There is an oak ice chest against the east wall near the door leading to the kitchen. A hand cranked wall telephone is near the window, and except for the mail or a messenger it was Elmshaven's means of communication with the outside world.
Breakfast was served at 6:30 or 7:00 and dinner at 1:00 or 1:30. Those wishing a supper snack were free to pick it up in the pantry.
Dining With Ellen White
Ellen White, at the head of the table, served as hostess, with Sara McEnterfer next to her on the left. There was an abundance of good food - fruits, grains, vegetables, nuts and dairy products. Almost everything came from her own farm. The eggs were from her own hens. The milk from her Jersey and Guernsey cows was boiled. The cream which rose served in the place of butter. No meat or tea or coffee appeared on the table, nor was it to be found in the home.
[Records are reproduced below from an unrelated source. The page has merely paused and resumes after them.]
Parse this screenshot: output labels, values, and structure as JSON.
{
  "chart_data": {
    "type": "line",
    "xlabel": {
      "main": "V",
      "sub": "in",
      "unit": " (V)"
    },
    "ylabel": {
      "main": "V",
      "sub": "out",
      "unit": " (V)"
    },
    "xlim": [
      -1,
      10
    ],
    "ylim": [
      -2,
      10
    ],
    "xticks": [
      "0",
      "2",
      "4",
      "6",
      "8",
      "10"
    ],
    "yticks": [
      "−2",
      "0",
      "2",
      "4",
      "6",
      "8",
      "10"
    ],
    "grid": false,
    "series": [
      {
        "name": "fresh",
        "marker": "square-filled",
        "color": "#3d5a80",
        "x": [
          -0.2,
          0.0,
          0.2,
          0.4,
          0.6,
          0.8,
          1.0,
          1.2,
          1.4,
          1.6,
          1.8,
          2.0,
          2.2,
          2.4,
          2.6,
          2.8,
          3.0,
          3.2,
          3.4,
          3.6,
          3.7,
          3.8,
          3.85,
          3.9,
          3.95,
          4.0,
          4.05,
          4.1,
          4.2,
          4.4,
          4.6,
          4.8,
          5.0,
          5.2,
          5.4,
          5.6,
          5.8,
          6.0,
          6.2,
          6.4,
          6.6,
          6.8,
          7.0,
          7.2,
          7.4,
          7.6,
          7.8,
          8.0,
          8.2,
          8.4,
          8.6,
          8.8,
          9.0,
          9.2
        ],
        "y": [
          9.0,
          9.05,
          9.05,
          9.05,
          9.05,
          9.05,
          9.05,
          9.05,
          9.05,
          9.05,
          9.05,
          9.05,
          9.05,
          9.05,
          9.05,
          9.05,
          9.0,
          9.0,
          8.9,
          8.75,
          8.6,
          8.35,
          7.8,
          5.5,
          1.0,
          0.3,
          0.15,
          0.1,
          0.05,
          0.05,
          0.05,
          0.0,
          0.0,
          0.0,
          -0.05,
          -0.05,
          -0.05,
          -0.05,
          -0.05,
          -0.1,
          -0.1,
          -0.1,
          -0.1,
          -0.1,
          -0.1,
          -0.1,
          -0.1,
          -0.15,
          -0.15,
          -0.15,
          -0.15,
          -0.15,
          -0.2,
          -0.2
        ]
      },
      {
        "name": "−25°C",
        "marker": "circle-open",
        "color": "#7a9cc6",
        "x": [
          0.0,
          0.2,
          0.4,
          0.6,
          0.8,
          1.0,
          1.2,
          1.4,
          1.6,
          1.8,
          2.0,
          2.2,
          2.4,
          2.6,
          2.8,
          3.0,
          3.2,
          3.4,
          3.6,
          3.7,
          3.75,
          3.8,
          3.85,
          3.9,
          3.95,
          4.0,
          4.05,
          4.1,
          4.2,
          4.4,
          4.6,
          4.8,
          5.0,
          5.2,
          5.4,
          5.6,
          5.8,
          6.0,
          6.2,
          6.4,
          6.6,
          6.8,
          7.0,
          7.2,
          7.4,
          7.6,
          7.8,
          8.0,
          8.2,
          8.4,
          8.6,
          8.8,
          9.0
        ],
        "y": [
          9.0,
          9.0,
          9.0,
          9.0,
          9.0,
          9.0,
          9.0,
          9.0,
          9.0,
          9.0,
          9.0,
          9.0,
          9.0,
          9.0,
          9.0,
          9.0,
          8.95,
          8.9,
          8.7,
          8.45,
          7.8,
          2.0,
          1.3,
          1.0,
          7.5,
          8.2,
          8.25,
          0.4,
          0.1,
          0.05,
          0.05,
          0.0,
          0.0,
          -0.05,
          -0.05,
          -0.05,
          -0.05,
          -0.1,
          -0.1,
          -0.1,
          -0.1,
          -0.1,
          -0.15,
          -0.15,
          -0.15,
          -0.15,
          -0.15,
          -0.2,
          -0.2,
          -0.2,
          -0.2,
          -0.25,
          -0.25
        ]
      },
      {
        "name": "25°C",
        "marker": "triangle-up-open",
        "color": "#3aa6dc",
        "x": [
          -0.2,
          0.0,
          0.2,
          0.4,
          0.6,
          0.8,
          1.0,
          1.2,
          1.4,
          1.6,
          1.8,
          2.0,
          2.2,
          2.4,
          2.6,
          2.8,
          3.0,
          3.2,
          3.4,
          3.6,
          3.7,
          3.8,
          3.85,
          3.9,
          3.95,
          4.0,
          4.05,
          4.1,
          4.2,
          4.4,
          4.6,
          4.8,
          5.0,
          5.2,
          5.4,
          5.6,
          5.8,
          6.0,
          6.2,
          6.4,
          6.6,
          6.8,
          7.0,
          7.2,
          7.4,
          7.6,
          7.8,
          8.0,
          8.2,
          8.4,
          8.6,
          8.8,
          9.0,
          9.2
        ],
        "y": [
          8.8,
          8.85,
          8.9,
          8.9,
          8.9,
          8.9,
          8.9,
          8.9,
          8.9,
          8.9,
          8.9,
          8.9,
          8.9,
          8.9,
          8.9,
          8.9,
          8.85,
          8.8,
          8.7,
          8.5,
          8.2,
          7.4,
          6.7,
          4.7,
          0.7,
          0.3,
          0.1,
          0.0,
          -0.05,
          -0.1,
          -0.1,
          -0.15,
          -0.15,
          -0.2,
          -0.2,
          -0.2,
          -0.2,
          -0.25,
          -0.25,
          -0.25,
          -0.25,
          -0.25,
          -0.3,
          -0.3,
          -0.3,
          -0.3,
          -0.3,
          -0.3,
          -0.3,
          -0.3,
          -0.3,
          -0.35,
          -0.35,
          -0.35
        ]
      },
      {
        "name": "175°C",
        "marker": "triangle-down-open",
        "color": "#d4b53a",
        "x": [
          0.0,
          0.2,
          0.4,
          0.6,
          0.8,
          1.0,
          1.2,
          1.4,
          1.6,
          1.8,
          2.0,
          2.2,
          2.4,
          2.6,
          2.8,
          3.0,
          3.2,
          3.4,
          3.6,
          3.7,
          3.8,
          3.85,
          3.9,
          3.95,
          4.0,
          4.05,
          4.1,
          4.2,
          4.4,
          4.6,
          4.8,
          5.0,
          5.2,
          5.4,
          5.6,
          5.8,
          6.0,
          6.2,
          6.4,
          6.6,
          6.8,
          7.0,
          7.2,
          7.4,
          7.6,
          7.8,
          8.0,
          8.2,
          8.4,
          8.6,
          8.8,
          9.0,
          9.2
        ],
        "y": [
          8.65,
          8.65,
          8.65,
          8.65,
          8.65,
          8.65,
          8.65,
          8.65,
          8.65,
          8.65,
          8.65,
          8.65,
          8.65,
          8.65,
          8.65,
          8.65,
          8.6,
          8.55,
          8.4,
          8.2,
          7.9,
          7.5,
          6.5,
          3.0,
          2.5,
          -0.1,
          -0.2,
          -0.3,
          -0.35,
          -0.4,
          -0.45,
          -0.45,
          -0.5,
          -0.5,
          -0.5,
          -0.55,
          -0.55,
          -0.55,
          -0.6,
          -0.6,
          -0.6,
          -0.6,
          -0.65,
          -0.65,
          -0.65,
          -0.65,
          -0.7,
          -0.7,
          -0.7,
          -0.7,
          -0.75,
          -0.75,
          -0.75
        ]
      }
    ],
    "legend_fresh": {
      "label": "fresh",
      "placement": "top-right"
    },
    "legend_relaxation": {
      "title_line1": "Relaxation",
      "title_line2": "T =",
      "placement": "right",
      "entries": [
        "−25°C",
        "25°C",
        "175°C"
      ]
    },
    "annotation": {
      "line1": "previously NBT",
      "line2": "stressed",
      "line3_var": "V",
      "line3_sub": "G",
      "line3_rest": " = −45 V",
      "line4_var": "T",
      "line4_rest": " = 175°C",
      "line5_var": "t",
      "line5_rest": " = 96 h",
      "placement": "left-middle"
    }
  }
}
"I have a well-set table on all occasions. I make no change for visitors, whether believers or unbelievers. I intend never to be surprised by an unreadiness to entertain at my table from one to half a dozen extra who may chance to come in. I have enough simple, healthful food ready to satisfy hunger and nourish the system. If any want more than this, they are at liberty to find it elsewhere…"
"I generally have an ample supply of fruits, good bread, and vegetables. Our table is always well patronized, and all who partake of the food do well, and improve upon it. All sit down with no epicurean appetite, and eat with a relish the bounties supplied by our Creator." - Testimonies, Volume 2, page 487.